Design for the built environment encompasses not only buildings, but also infrastructure, bridges, parks, neighborhoods, and even cities themselves. Designing for these places is often thought of as ways to address the world's problems - better shelter, better sanitation, access to energy, or well-planned cities that accommodate growth or allow access to key amenities. Yet many of these designs do not solve these problems and a key reason is that these designs are often developed in isolation from the places and people they serve. Well-intentioned designs have often been shown to do more harm than good by importing building systems and technologies that are inappropriate both for the environmental context and for the users.

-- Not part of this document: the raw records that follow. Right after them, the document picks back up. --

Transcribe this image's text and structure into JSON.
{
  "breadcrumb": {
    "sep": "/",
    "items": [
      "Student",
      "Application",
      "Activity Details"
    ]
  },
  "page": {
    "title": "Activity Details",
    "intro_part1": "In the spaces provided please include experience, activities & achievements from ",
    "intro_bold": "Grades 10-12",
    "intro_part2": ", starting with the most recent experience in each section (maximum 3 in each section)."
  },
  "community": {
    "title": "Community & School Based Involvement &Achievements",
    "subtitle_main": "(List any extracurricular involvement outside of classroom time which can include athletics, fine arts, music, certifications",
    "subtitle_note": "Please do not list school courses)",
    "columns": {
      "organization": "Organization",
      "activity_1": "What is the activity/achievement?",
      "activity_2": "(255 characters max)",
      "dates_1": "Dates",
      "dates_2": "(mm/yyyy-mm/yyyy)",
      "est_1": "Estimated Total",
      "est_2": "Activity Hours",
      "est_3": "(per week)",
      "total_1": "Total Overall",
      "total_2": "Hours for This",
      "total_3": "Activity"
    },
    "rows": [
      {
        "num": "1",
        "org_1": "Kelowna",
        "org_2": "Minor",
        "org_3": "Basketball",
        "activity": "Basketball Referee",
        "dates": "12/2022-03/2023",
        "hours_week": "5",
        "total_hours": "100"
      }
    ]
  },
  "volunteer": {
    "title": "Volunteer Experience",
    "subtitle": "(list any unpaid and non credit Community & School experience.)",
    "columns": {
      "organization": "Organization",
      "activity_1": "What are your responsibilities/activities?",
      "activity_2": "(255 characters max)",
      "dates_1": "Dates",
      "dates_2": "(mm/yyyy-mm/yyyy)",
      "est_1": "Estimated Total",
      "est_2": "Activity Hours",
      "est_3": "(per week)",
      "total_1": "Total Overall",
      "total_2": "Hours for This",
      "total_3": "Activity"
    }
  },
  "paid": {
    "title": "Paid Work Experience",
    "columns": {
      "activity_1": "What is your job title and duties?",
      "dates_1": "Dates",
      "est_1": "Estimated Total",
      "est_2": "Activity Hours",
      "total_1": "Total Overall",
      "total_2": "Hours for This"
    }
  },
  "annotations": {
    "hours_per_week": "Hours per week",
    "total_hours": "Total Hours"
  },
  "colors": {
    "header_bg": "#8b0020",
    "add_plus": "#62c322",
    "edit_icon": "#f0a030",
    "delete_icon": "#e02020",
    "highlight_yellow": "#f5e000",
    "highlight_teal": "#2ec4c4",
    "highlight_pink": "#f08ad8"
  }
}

As evidence, the earthquake that hit Haiti in 2010 proves blameworthy only to a certain extent for the country's devastation; the poorly constructed structures that were inappropriately designed for the region and consequently collapsed was the driving cause of deaths. Likewise, inappropriate hospital design around the world has in many cases led to the incubation of disease, making patients sicker when they are visiting the hospital to heal. As reported by Lawrence Altman in the New York Times (March 2007), there was an outbreak of Extremely Drug Resistant Tuberculosis (XDR - TB) in Tugela Ferry, South Africa in 2005, where 52 of the 53 cases proved fatal, and many had contracted the disease at the medical facility due to insufficient ventilation. XDR - TB is now one of the world's most devastating crises and sick buildings are in large part to blame.
Recent innovation theory suggests that emerging economies, not burdened by legacy institutions, are producing the most innovative and sometimes least expensive ideas and inventions for the world. MASS Design Lab (MDLab) will provide a unique setting where the advantages and constraints of emerging economies meet the expertise and insight of the global economy to solve problems of the built environment.
MASS Design Group's Commitment seeks to solve systemic issues and the crisis of the built environment through a Design Laboratory that will cultivate innovation, research, and development. As a design firm that helps lead the movement to make medical buildings perform appropriately and improve the overall health of communities, MASS is uniquely equipped through its unique lens and methodology to launch this commitment.